Puis le vert des jardins, les jeunes arbres fruitiers se balancent
Et les puissants noyers nous ombrent et l'odeur des figuiers
Et les hautes demeures, leurs fenêtres d'ombre profonde
Et sur les seuils les enfants qui saluent et qui rient et nous suivent...
20 Juillet
Fond d’oued
Trois notes de flûte,
L'odeur âcre des chevrettes
Noires au long poil.
L'oued s'enfonce en canyon.
Au dessus de nos têtes,
Un aigle fait de grands cercles.
21 Juillet
Halte de midi
A la source, est le grand arbre sacré
Trois gamins gambadent, habiles comme des singes
Sur les hautes branches des arbres devant
Et les groupes au pied, filles ici, garçons là,
Silencieux, immobiles, regards vissés sur les roumis,
Nous observent puis nous suivent et nous collent...
23 Juillet
Haute nuit
Nuit fraîche, étoiles vives,
La voie lactée est un proche nuage
Mais, surgie à l'épaule de la montagne,
La lune est là soudain
Elle apâlit les étoiles et les éteint.
24 Juillet
Haute pâture
Entre les pierres, trois herbes poussent
Et passent les troupeaux et courent dans les pierriers
Les jeunes bergers aux pas élastiques et les fillettes parées.
25 Juillet
Gorge
Les tourbillons glacés sur mes cuisses,
Dans mes oreilles, le fracas du torrent
Qu'amplifient les hautes parois sur nos têtes,
Je suis ivre de sensations et de bruit.
26 Juillet
Camp de Tiranimine
Noires sur rouge, les biquettes courent sur la paroi
Au fond coule l'oued...
Sur la mule l'homme enturbanné de jaune
Et la femme aux voiles multicolores,
Pieds dans l'eau, trois fillettes joueuses
Qui, penchées, remplissent leur bidons
Puis s'éteint sur la plus lointaine montagne
La lueur du couchant et c'est la nuit...
26 Juillet
Portes du sud
Dans la vallée qui s'élargit
Plus d'arbres aux crêtes sous l'éclatante lumière,
Les pieds dans l'eau, les verts lauriers
Tournent vers nous leurs bouquets colorés,
Bienvenue est la halte sous le tunnel des figuiers...
27 Juillet
Marche nocturne
Nos pas dans la nuit hésitent sur les pierres,
Le thym par bouffées et la violente armoise,
Devant nous Orion s'efface dans la lueur montante
Et c'est l'attente émouvante du jour...
28 Juillet
Dernière halte
C'est la halte dernière
La chaleur du grand sud
Le vent s'est levé
J'ai la bouche sèche d'oignons et de poussière.
28 Juillet
Poèmes écrits sur le motif, pendant un voyage au Maroc, sortes de haîkus dans l'esprit quoiqu'ils ne le soient pas dans la forme.
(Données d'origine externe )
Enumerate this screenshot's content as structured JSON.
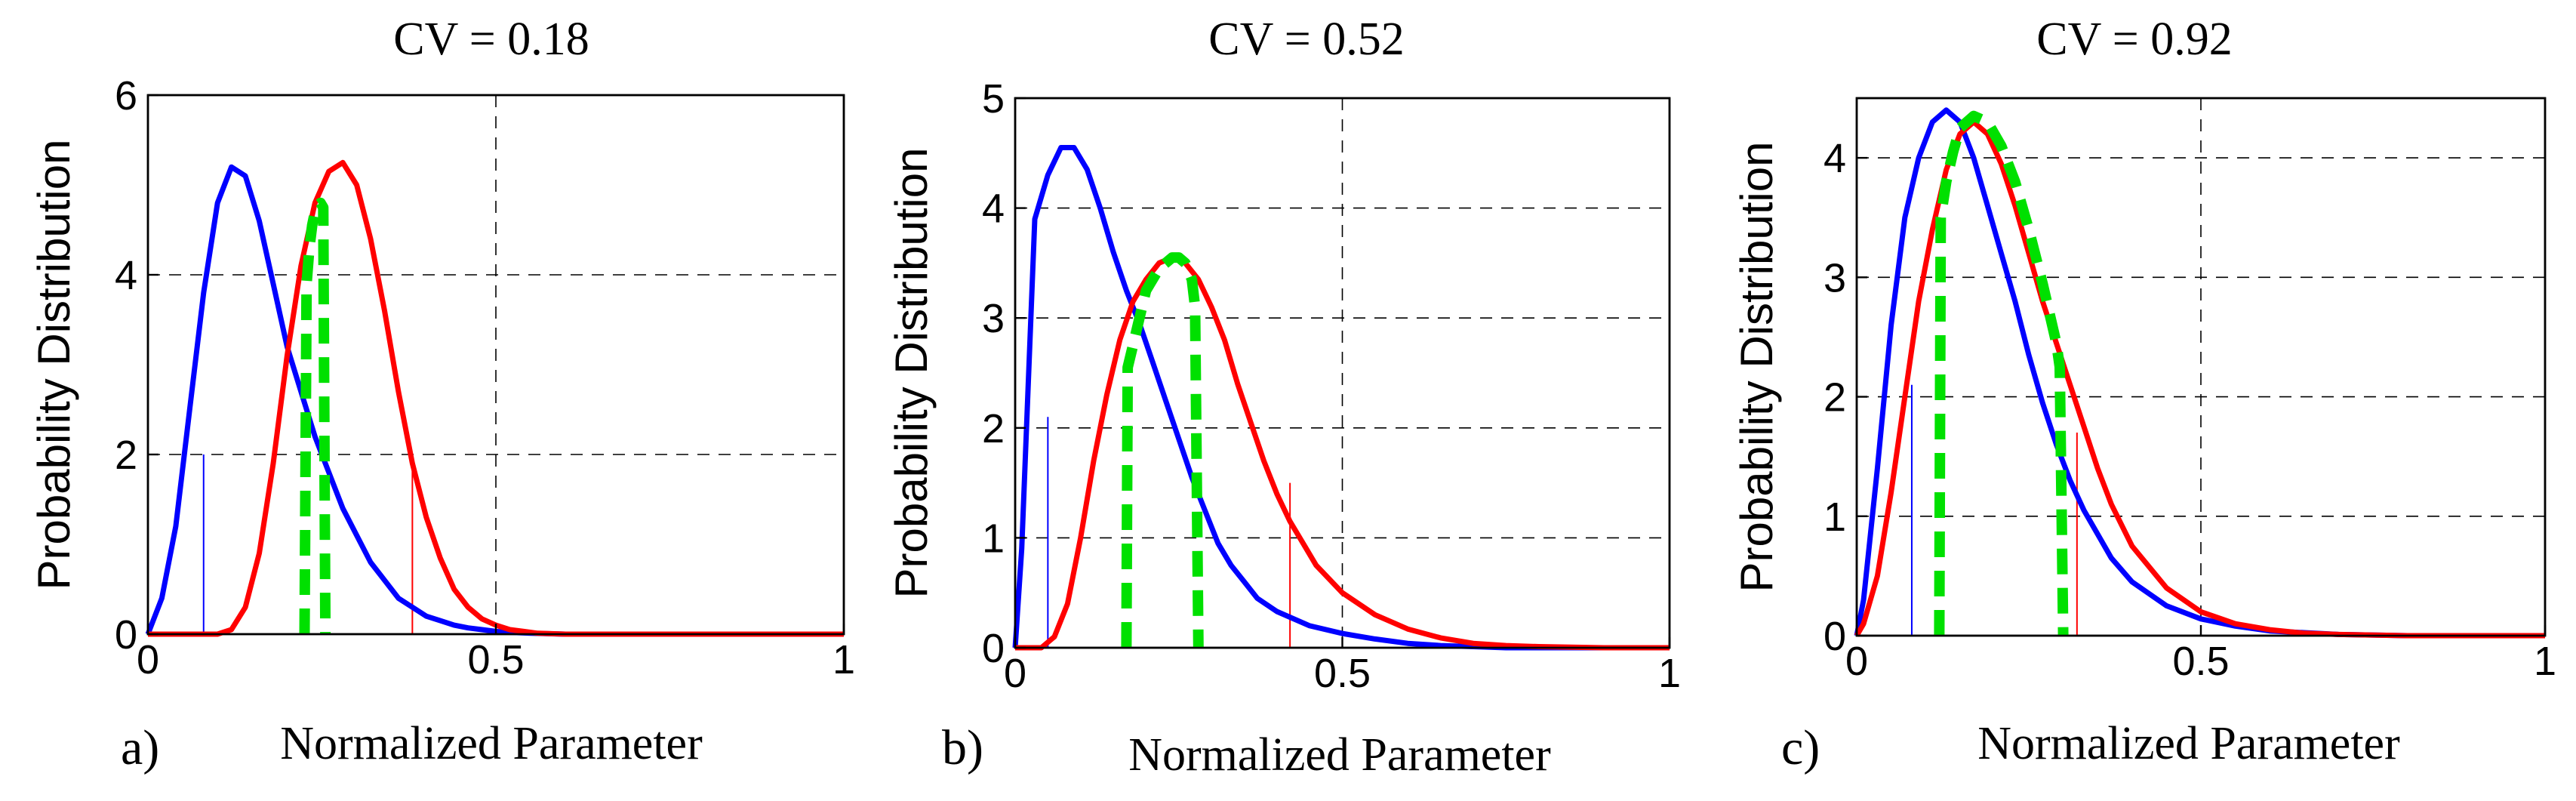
{
  "chart_data": [
    {
      "type": "line",
      "panel_label": "a)",
      "title": "CV = 0.18",
      "xlabel": "Normalized Parameter",
      "ylabel": "Probability Distribution",
      "xlim": [
        0,
        1
      ],
      "ylim": [
        0,
        6
      ],
      "xticks": [
        0,
        0.5,
        1
      ],
      "xtick_labels": [
        "0",
        "0.5",
        "1"
      ],
      "yticks": [
        0,
        2,
        4,
        6
      ],
      "ytick_labels": [
        "0",
        "2",
        "4",
        "6"
      ],
      "grid": true,
      "series": [
        {
          "name": "blue",
          "color": "#0000ff",
          "x": [
            0,
            0.02,
            0.04,
            0.06,
            0.08,
            0.1,
            0.12,
            0.14,
            0.16,
            0.18,
            0.2,
            0.22,
            0.24,
            0.26,
            0.28,
            0.3,
            0.32,
            0.34,
            0.36,
            0.38,
            0.4,
            0.42,
            0.44,
            0.46,
            0.48,
            0.5,
            0.52,
            0.55,
            0.6,
            0.7,
            0.8,
            0.9,
            1.0
          ],
          "y": [
            0,
            0.4,
            1.2,
            2.5,
            3.8,
            4.8,
            5.2,
            5.1,
            4.6,
            3.9,
            3.2,
            2.7,
            2.2,
            1.8,
            1.4,
            1.1,
            0.8,
            0.6,
            0.4,
            0.3,
            0.2,
            0.15,
            0.1,
            0.07,
            0.05,
            0.03,
            0.02,
            0.01,
            0,
            0,
            0,
            0,
            0
          ]
        },
        {
          "name": "red",
          "color": "#ff0000",
          "x": [
            0,
            0.1,
            0.12,
            0.14,
            0.16,
            0.18,
            0.2,
            0.22,
            0.24,
            0.26,
            0.28,
            0.3,
            0.32,
            0.34,
            0.36,
            0.38,
            0.4,
            0.42,
            0.44,
            0.46,
            0.48,
            0.5,
            0.52,
            0.54,
            0.56,
            0.58,
            0.6,
            0.7,
            0.8,
            0.9,
            1.0
          ],
          "y": [
            0,
            0,
            0.05,
            0.3,
            0.9,
            1.9,
            3.1,
            4.1,
            4.8,
            5.15,
            5.25,
            5.0,
            4.4,
            3.6,
            2.7,
            1.9,
            1.3,
            0.85,
            0.5,
            0.3,
            0.17,
            0.1,
            0.05,
            0.03,
            0.01,
            0.005,
            0,
            0,
            0,
            0,
            0
          ]
        },
        {
          "name": "green",
          "color": "#00e000",
          "style": "dashed",
          "x": [
            0.225,
            0.228,
            0.232,
            0.236,
            0.24,
            0.244,
            0.248,
            0.252,
            0.255
          ],
          "y": [
            0,
            3.9,
            4.3,
            4.55,
            4.7,
            4.78,
            4.8,
            4.75,
            0
          ]
        }
      ],
      "markers": [
        {
          "x": 0.08,
          "y": 2.0,
          "color": "#0000ff"
        },
        {
          "x": 0.38,
          "y": 2.0,
          "color": "#ff0000"
        }
      ]
    },
    {
      "type": "line",
      "panel_label": "b)",
      "title": "CV = 0.52",
      "xlabel": "Normalized Parameter",
      "ylabel": "Probability Distribution",
      "xlim": [
        0,
        1
      ],
      "ylim": [
        0,
        5
      ],
      "xticks": [
        0,
        0.5,
        1
      ],
      "xtick_labels": [
        "0",
        "0.5",
        "1"
      ],
      "yticks": [
        0,
        1,
        2,
        3,
        4,
        5
      ],
      "ytick_labels": [
        "0",
        "1",
        "2",
        "3",
        "4",
        "5"
      ],
      "grid": true,
      "series": [
        {
          "name": "blue",
          "color": "#0000ff",
          "x": [
            0,
            0.01,
            0.03,
            0.05,
            0.07,
            0.09,
            0.11,
            0.13,
            0.15,
            0.17,
            0.19,
            0.21,
            0.23,
            0.25,
            0.27,
            0.29,
            0.31,
            0.33,
            0.35,
            0.37,
            0.4,
            0.45,
            0.5,
            0.55,
            0.6,
            0.65,
            0.7,
            0.75,
            0.8,
            0.9,
            1.0
          ],
          "y": [
            0,
            0.9,
            3.9,
            4.3,
            4.55,
            4.55,
            4.35,
            4.0,
            3.6,
            3.25,
            2.95,
            2.6,
            2.25,
            1.9,
            1.55,
            1.25,
            0.95,
            0.75,
            0.6,
            0.45,
            0.33,
            0.2,
            0.13,
            0.08,
            0.04,
            0.02,
            0.01,
            0,
            0,
            0,
            0
          ]
        },
        {
          "name": "red",
          "color": "#ff0000",
          "x": [
            0,
            0.04,
            0.06,
            0.08,
            0.1,
            0.12,
            0.14,
            0.16,
            0.18,
            0.2,
            0.22,
            0.24,
            0.26,
            0.28,
            0.3,
            0.32,
            0.34,
            0.36,
            0.38,
            0.4,
            0.42,
            0.44,
            0.46,
            0.5,
            0.55,
            0.6,
            0.65,
            0.7,
            0.75,
            0.8,
            0.9,
            1.0
          ],
          "y": [
            0,
            0,
            0.1,
            0.4,
            1.0,
            1.7,
            2.3,
            2.8,
            3.15,
            3.35,
            3.5,
            3.55,
            3.5,
            3.35,
            3.1,
            2.8,
            2.4,
            2.05,
            1.7,
            1.4,
            1.15,
            0.95,
            0.75,
            0.5,
            0.3,
            0.17,
            0.09,
            0.04,
            0.02,
            0.01,
            0,
            0
          ]
        },
        {
          "name": "green",
          "color": "#00e000",
          "style": "dashed",
          "x": [
            0.17,
            0.172,
            0.18,
            0.19,
            0.2,
            0.22,
            0.24,
            0.25,
            0.26,
            0.27,
            0.275,
            0.28
          ],
          "y": [
            0,
            2.55,
            2.75,
            3.0,
            3.25,
            3.45,
            3.55,
            3.55,
            3.5,
            3.35,
            3.1,
            0
          ]
        }
      ],
      "markers": [
        {
          "x": 0.05,
          "y": 2.1,
          "color": "#0000ff"
        },
        {
          "x": 0.42,
          "y": 1.5,
          "color": "#ff0000"
        }
      ]
    },
    {
      "type": "line",
      "panel_label": "c)",
      "title": "CV = 0.92",
      "xlabel": "Normalized Parameter",
      "ylabel": "Probability Distribution",
      "xlim": [
        0,
        1
      ],
      "ylim": [
        0,
        4.5
      ],
      "xticks": [
        0,
        0.5,
        1
      ],
      "xtick_labels": [
        "0",
        "0.5",
        "1"
      ],
      "yticks": [
        0,
        1,
        2,
        3,
        4
      ],
      "ytick_labels": [
        "0",
        "1",
        "2",
        "3",
        "4"
      ],
      "grid": true,
      "series": [
        {
          "name": "blue",
          "color": "#0000ff",
          "x": [
            0,
            0.01,
            0.03,
            0.05,
            0.07,
            0.09,
            0.11,
            0.13,
            0.15,
            0.17,
            0.19,
            0.21,
            0.23,
            0.25,
            0.27,
            0.29,
            0.31,
            0.33,
            0.35,
            0.37,
            0.4,
            0.45,
            0.5,
            0.55,
            0.6,
            0.7,
            0.8,
            0.9,
            1.0
          ],
          "y": [
            0,
            0.3,
            1.4,
            2.6,
            3.5,
            4.0,
            4.3,
            4.4,
            4.3,
            4.0,
            3.6,
            3.2,
            2.8,
            2.35,
            1.95,
            1.6,
            1.3,
            1.05,
            0.85,
            0.65,
            0.45,
            0.25,
            0.14,
            0.08,
            0.04,
            0.01,
            0,
            0,
            0
          ]
        },
        {
          "name": "red",
          "color": "#ff0000",
          "x": [
            0,
            0.01,
            0.03,
            0.05,
            0.07,
            0.09,
            0.11,
            0.13,
            0.15,
            0.17,
            0.19,
            0.21,
            0.23,
            0.25,
            0.27,
            0.29,
            0.31,
            0.33,
            0.35,
            0.37,
            0.4,
            0.45,
            0.5,
            0.55,
            0.6,
            0.65,
            0.7,
            0.8,
            0.9,
            1.0
          ],
          "y": [
            0,
            0.1,
            0.5,
            1.2,
            2.0,
            2.8,
            3.4,
            3.9,
            4.2,
            4.3,
            4.2,
            3.95,
            3.6,
            3.2,
            2.8,
            2.45,
            2.1,
            1.75,
            1.4,
            1.1,
            0.75,
            0.4,
            0.2,
            0.1,
            0.05,
            0.02,
            0.01,
            0,
            0,
            0
          ]
        },
        {
          "name": "green",
          "color": "#00e000",
          "style": "dashed",
          "x": [
            0.12,
            0.122,
            0.13,
            0.14,
            0.15,
            0.17,
            0.19,
            0.21,
            0.23,
            0.25,
            0.27,
            0.29,
            0.295,
            0.3
          ],
          "y": [
            0,
            3.5,
            3.8,
            4.05,
            4.25,
            4.35,
            4.3,
            4.1,
            3.8,
            3.4,
            2.95,
            2.45,
            2.25,
            0
          ]
        }
      ],
      "markers": [
        {
          "x": 0.08,
          "y": 2.1,
          "color": "#0000ff"
        },
        {
          "x": 0.32,
          "y": 1.7,
          "color": "#ff0000"
        }
      ]
    }
  ]
}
J'ai été les rechercher au fond de mon ordinateur en ce mois de juin 2007, en rédigeant un de mes "ricochets" . Sans doute valent-ils essentiellement pour moi par les sensations qu'ils contribuent à faire remonter. Mais j'ai eu envie de leur redonner un petit espace de vie en les publiant ici.